Jazzmusiker in Deutschland – Existenzbedingungen heute
Von Sabine Westerhoff-Schroer

Ist Jazzmusiker eigentlich ein Beruf? Betrachtet man die in den letzten zwanzig Jahren entstandenen Ausbildungsgänge – viele davon mit Diplomabschluss – dann müsste man diese Frage mit ja beantworten. Es wäre freilich blauäugig, wollte man behaupten, dass es vergleichbar viele Arbeitsplätze für hochqualifizierte Jazzmusiker wie für klassische Instrumentalisten gäbe. Jeder Jazzer weiß von vorneherein, dass ein klares Berufsbild nicht existiert, dass Flexibilität und vor allem künstlerische Qualität – und vor allem gutes Selbst-Management – gefragt sind. Dann allerdings stehen viele Wege offen. Sabine Westerhof-Schroer untersuchte im Rahmen ihrer Magisterarbeit „Musikalische Werdegänge von Jazzmusikern“. Die Jazzzeitung bat sie um eine Zusammenfassung.

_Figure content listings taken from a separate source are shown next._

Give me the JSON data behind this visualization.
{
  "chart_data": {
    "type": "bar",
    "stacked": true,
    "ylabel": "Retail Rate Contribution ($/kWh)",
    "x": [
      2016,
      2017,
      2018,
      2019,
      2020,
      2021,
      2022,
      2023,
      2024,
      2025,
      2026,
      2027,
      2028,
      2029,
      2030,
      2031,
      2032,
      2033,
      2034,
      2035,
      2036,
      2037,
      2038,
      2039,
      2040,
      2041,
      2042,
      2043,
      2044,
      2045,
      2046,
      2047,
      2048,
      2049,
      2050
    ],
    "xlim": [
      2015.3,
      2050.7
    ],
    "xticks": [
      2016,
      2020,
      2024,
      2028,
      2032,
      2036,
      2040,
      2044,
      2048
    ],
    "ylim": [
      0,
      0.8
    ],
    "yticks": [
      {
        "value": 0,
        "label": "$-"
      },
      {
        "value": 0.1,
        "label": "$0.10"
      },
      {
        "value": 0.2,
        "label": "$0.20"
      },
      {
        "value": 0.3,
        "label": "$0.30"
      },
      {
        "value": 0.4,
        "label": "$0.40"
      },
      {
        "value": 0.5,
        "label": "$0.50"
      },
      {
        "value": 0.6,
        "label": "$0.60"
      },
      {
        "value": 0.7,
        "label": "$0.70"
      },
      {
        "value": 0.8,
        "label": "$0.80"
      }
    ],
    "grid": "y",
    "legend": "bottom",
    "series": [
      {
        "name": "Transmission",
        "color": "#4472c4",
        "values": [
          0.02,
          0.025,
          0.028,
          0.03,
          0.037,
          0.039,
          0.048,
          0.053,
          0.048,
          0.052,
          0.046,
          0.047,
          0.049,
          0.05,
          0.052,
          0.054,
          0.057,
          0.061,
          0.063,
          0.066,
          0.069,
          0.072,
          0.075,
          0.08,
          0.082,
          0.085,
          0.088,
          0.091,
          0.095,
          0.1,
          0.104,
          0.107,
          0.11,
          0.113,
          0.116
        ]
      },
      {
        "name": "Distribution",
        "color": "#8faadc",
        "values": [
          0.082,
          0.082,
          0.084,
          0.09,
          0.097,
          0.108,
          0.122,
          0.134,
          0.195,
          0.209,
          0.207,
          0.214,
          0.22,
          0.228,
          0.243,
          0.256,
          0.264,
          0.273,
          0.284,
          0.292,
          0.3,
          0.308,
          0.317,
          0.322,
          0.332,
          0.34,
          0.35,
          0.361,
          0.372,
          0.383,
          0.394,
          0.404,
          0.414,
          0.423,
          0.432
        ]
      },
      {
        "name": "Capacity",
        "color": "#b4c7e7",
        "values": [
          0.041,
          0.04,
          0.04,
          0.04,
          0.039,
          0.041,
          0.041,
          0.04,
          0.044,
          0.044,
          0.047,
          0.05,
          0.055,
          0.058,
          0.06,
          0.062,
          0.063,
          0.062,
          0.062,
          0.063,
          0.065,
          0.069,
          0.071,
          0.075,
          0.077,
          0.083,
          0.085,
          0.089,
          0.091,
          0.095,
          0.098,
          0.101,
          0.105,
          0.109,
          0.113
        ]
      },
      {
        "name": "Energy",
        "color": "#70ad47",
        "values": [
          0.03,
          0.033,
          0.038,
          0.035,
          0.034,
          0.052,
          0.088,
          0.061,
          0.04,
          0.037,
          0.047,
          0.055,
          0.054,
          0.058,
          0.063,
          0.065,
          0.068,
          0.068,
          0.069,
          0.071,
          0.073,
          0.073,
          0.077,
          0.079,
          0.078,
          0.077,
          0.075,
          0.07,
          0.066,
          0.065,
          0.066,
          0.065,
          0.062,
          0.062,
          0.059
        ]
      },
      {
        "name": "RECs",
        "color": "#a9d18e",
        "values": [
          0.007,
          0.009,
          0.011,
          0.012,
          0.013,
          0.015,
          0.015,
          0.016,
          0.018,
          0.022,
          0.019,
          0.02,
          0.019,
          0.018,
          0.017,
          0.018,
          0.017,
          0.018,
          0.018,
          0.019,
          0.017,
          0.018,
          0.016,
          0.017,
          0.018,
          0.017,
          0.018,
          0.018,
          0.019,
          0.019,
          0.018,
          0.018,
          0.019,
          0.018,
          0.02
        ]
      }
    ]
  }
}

„Wie schön wäre es, wenn alle Jazzmusiker von den Auftritten in Clubs, bei Konzerten, auf Festivals und vom Verkauf ihrer Platten leben könnten. Dazu die Einnahmen aus der Verwertung von Urheberrechten, ein, zwei Tourneen – ein glückliches Musikerleben könnte das sein.“ Könnte. Denn die Wirklichkeit sieht anders aus, die große Mehrheit kann vom Spielen allein ihren Lebensunterhalt nicht bestreiten.
Erschwerte Arbeitsbedingungen erlauben es heute kaum einem Jazzmusiker sich ausschließlich der Musik zu widmen. Daraus ergeben sich Fragen: Warum wird jemand Jazzmusiker? Wie leben Jazzmusiker überhaupt unter diesen erschwerten Bedingungen in ihrem Berufsfeld? Können sie damit zufrieden sein?

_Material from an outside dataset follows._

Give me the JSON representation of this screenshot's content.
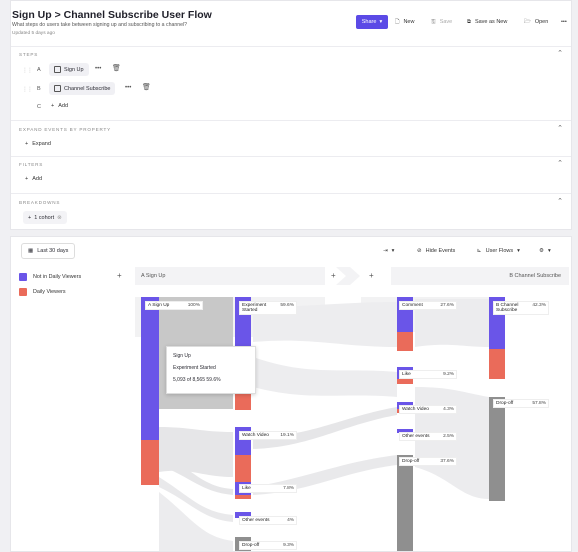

Antworten geben zehn musikalische Werdegänge von deutschen Jazzmusikern im Alter von 26 bis 50 Jahren und unterschiedlicher Stilistik (Mainstream Jazz bis Avantgarde). Ausführliche, mehrstündige biografische Interviews dienten als Grundlage einer umfangreichen Magisterarbeit am Musikwissenschaftlichen Seminar der Universität Münster. Befragt wurden eine Musikerin und neun Musiker. Namen werden hier aus Datenschutzgründen nicht genannt.

Alle befragten Jazzmusiker sind im Jazzgeschäft etabliert, leben also ausschließlich vom Musizieren, Komponieren und Unterrichten, und sie treten national und international in Bands öffentlich auf. Durch teilweise zahlreiche Schallplatten oder CDs sind sie regional, national und international bekannt.

Vier der Musiker leben heute ausschließlich vom Komponieren und Konzertieren, weitere vier unterrichten an Musikhochschulen und geben Privatunterricht oder Workshops, zwei unterrichten an Musikschulen und geben ebenfalls Privatunterricht.

Jazzmusiker? – Hart und kreativ zugleich!

Die wissenschaftliche Literatur beschreibt bis heute kein einheitliches Berufsbild des Jazzmusikers. Denn im Vergleich zu Berufsmusikern im klassischen Bereich, die in der Regel als Orchestermusiker oder Solisten beschäftigt sind und einen mehr oder weniger vorgegebenen geregelten Arbeitsablauf haben, lassen sich Jazzmusiker mit Ausnahme der (Rundfunk)-Bigbands nicht in solche Kategorien einteilen.
Der Berufswunsch entwickelte sich bei den Befragten in einem längeren Prozess der Annäherung an den harten Musikeralltag mittels „learning by doing“. Alter und Ausbildung spielten dabei keine Rolle. Während ein Musiker schon mit 17 Jahren seine Mutter vor vollendete Tatsachen stellt: „Mama, ich bin jetzt Jazzmusiker“, entschieden sich zwei der Befragten erst mit 25 und 30 Jahren für den Beruf Jazzmusiker.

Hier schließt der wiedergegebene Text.